(Notes from "Operating Systems: Design and Implementation," by Andrew S. Tanenbaum and Albert S. Woodhull).

The operating system provides a virtual interface for the user to program the underlying hardware. It manages and simplifies all the pieces of a complex system, keeping track of who is using resources, accounting for usage and mediating conflicting requests.

The OS provides the user with a set of “extended instructions,” or system calls, which can be implemented in multiple ways. Some deal with processes, and others deal with file systems.

Into this memory space, the computer puts the program code, its data and the stack, which is a list of upcoming instructions for the computer to execute.

To run the program, the computer also provides a set of registers, which keep track of the program counter, stack pointer and any associated hardware registers.

This is important because the OS may at any time stop working on a particular program to work on another program, perhaps one of higher priority.

All the program's registry pointers, then, are stored in a process table, an array of all processes currently running, so the OS can pick it up again.

When a program finishes, it typically executes a system call to terminate itself. A process can also create other processes, called child processes.

Files are the abstraction used to hide, or abstract away, the low-level functions of disk drives (and other I/O devices). An OS has a set of system calls to read, write, create and remove files.

An OS uses the concept of directories to manage files. Like processes, files are managed as trees, with a parent element controlling a child one. The top of the hierarchy is the root directory and any file’s location is identified through the path of directories, i.e documents//writing/music .

Each process has a working directory, where it can find the files it needs.

In order to protect files and directories from being accessed by inappropriate users, each file and directory is given a binary protection code.

In Unix, this is a series of 9 numbers (“9 bit”), consisting of three 3-bit fields. One is a set of permissions for the owner, one is a set for a group, should the file need to be accessed by multiple entities, and the final field is for everyone else.

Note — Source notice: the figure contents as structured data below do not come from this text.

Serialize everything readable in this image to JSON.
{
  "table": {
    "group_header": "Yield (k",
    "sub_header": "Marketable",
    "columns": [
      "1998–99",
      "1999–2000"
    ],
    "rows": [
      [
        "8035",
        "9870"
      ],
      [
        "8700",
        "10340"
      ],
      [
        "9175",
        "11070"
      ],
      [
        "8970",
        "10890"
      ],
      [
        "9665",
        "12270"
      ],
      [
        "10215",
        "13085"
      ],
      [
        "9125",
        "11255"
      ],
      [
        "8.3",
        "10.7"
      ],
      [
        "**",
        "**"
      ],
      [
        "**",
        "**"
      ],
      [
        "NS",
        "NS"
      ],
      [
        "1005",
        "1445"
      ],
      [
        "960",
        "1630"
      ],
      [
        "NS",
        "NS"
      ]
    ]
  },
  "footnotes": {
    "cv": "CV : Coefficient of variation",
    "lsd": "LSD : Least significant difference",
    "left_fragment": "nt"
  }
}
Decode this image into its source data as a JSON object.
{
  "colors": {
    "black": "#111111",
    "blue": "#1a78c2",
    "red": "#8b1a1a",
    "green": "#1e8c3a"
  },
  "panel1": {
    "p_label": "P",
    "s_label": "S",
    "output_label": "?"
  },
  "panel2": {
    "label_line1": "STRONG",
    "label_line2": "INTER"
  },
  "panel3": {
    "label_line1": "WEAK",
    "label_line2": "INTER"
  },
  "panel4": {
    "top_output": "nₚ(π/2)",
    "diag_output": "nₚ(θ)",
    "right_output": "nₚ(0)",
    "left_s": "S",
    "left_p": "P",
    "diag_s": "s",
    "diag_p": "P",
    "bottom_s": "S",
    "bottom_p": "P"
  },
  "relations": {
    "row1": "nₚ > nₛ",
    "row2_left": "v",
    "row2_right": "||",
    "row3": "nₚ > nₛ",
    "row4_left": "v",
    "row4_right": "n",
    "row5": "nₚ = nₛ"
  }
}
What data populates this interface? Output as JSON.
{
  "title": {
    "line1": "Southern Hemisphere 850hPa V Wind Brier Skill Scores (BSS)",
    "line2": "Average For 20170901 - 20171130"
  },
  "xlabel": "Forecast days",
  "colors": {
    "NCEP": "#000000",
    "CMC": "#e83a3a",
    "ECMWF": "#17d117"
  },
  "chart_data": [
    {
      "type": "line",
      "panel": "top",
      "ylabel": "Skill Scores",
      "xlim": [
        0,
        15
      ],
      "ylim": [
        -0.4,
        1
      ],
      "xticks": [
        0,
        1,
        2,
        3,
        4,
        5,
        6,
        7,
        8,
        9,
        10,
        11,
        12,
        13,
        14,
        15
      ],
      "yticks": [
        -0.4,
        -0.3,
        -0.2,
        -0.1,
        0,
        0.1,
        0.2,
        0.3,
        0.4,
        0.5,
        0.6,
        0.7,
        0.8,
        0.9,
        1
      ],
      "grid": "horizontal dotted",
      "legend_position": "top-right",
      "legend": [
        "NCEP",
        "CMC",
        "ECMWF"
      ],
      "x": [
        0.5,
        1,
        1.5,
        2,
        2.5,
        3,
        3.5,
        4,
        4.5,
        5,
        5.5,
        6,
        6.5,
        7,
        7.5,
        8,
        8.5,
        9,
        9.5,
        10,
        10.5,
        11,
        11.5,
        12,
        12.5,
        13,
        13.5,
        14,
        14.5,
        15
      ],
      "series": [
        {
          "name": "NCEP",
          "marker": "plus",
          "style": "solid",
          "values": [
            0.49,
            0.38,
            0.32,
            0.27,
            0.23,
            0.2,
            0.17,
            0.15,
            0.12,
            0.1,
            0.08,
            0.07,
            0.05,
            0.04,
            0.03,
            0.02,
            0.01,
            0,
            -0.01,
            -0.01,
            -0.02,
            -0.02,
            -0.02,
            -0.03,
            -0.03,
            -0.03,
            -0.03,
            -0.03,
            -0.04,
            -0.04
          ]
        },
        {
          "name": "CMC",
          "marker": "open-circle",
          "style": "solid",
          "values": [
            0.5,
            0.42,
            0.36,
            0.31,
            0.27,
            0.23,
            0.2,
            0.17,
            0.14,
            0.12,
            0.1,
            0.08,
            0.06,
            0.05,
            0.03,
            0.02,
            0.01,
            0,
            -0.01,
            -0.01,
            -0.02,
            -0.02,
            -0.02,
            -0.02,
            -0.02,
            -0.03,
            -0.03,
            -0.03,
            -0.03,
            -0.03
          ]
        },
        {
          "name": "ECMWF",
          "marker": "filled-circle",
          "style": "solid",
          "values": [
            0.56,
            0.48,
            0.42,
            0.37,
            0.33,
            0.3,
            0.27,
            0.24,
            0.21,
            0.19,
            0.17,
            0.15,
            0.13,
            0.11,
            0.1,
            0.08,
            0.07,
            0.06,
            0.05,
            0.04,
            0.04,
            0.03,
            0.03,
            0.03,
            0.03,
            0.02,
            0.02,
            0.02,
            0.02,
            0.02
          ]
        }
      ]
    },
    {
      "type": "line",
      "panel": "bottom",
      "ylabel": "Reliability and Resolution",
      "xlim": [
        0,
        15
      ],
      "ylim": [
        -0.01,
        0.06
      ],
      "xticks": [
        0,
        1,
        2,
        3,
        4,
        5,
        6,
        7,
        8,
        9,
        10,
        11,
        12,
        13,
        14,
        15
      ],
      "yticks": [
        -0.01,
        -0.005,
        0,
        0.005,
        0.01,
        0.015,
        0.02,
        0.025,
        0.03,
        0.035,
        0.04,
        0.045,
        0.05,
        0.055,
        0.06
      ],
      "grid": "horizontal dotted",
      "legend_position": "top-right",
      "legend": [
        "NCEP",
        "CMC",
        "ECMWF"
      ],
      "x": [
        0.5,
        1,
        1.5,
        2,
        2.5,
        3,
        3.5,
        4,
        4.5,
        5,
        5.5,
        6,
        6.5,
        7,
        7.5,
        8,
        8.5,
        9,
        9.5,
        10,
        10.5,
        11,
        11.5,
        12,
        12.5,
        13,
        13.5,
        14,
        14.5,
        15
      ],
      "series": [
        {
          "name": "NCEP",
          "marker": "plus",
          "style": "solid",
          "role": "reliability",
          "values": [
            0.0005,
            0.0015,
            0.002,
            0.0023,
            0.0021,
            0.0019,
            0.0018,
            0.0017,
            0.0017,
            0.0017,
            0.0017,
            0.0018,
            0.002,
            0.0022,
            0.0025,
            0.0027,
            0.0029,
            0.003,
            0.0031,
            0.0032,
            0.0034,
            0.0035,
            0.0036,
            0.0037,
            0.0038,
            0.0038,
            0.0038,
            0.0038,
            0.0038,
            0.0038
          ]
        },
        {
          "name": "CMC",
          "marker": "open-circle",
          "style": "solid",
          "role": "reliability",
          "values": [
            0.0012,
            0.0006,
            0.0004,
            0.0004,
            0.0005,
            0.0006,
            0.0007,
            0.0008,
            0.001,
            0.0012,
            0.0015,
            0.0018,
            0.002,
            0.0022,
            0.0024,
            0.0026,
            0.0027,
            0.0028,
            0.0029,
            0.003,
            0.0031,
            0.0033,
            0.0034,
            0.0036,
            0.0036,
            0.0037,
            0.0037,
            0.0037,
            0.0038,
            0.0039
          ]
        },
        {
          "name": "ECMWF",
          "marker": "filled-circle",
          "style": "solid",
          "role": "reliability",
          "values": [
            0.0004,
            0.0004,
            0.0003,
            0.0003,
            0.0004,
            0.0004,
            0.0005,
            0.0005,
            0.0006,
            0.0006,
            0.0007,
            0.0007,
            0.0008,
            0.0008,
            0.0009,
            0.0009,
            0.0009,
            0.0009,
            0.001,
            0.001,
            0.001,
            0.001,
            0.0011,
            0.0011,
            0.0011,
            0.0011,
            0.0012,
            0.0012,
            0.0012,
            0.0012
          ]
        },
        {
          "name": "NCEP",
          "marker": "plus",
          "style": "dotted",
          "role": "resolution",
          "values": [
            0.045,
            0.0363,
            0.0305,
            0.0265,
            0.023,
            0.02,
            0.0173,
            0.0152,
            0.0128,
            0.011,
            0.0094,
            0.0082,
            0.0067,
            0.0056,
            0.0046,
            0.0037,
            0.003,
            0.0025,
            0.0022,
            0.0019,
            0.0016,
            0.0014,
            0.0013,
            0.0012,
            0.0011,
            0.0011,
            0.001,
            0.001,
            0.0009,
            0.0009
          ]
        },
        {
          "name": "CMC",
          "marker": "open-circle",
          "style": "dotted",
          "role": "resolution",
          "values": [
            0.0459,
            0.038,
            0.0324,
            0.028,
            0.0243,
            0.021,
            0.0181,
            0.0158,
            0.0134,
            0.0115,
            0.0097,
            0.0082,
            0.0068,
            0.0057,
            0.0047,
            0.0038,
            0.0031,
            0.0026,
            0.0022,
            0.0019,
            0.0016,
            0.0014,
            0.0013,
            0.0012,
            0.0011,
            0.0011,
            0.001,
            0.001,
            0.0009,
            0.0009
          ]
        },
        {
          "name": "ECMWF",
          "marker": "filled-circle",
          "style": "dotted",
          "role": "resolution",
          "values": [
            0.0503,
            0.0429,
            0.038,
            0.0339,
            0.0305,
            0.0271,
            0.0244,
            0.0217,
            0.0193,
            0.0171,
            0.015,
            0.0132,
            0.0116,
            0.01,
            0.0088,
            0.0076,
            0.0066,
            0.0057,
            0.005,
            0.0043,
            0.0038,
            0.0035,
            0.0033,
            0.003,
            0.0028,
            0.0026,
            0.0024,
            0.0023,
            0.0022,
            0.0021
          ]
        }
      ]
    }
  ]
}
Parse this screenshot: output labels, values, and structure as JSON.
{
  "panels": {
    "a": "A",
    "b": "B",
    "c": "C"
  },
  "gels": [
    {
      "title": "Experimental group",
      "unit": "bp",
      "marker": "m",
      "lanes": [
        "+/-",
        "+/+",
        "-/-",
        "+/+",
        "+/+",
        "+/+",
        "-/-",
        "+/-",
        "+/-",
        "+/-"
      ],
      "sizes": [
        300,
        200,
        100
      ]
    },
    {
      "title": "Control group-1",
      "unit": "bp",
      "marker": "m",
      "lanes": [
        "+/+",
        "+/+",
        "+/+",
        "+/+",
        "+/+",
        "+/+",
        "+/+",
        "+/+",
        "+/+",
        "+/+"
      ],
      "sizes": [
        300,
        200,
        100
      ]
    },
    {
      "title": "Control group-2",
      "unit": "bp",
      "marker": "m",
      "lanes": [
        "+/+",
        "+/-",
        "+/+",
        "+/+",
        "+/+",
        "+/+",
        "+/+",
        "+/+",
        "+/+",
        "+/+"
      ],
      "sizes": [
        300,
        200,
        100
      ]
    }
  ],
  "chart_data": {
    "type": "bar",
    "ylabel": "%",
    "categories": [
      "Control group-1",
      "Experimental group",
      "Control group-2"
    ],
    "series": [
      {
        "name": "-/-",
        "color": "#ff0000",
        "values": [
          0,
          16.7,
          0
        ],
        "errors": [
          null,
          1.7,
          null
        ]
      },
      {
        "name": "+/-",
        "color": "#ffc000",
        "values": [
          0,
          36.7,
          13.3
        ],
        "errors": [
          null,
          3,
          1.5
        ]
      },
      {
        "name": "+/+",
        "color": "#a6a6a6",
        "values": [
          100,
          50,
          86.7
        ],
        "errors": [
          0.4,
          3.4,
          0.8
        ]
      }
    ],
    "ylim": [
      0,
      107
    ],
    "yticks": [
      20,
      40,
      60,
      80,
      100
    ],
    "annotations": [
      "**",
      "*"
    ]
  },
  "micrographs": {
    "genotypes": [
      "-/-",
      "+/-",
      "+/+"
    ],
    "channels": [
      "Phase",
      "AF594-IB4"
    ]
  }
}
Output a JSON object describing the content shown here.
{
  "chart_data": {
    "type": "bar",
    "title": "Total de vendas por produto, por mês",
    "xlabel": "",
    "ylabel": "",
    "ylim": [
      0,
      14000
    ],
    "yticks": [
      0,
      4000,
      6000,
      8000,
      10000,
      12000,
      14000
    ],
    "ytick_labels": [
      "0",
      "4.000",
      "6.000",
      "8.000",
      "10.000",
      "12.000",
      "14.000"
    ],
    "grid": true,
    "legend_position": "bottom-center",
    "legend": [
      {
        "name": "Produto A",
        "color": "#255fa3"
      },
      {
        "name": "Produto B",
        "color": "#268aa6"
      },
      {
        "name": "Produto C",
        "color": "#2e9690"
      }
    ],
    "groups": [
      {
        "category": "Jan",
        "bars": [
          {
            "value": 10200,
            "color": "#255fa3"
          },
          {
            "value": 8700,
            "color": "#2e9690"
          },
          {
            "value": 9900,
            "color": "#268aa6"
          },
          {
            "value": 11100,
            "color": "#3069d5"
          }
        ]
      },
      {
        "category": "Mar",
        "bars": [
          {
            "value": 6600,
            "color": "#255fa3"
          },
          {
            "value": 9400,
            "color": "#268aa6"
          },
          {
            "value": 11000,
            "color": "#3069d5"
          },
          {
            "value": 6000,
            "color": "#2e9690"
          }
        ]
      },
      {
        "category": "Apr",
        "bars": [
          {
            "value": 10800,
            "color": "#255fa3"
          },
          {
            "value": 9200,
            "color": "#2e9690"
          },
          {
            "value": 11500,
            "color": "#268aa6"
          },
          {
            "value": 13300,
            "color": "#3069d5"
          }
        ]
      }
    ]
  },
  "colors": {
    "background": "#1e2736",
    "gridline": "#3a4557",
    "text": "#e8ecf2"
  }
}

Within each three bit field are designators for read (“r”), write (“w”) and access or search (“x”) permissions. If the user has these codes, it means they are granted the corresponding access.

So rwxr-x–x means the owner can read, write and search the file, while others in the group can read and search but not write the file, and everyone else can search the file but have no read or write privileges.

More about how permissions work in Linux can be found here.

To mount additional directories onto the file structure tree, such as from a USB drive, use the MOUNT system call. The new file system is mounted to the root file system at the specified location.

External devices, such as printers, are also mounted through the file system, via block and character-based special files. These files can be read and written with the same system calls, and they can input and output character streams.

A pseudo file, called a pipe, can connect different processes together, so that the output of one process serves as the input or another.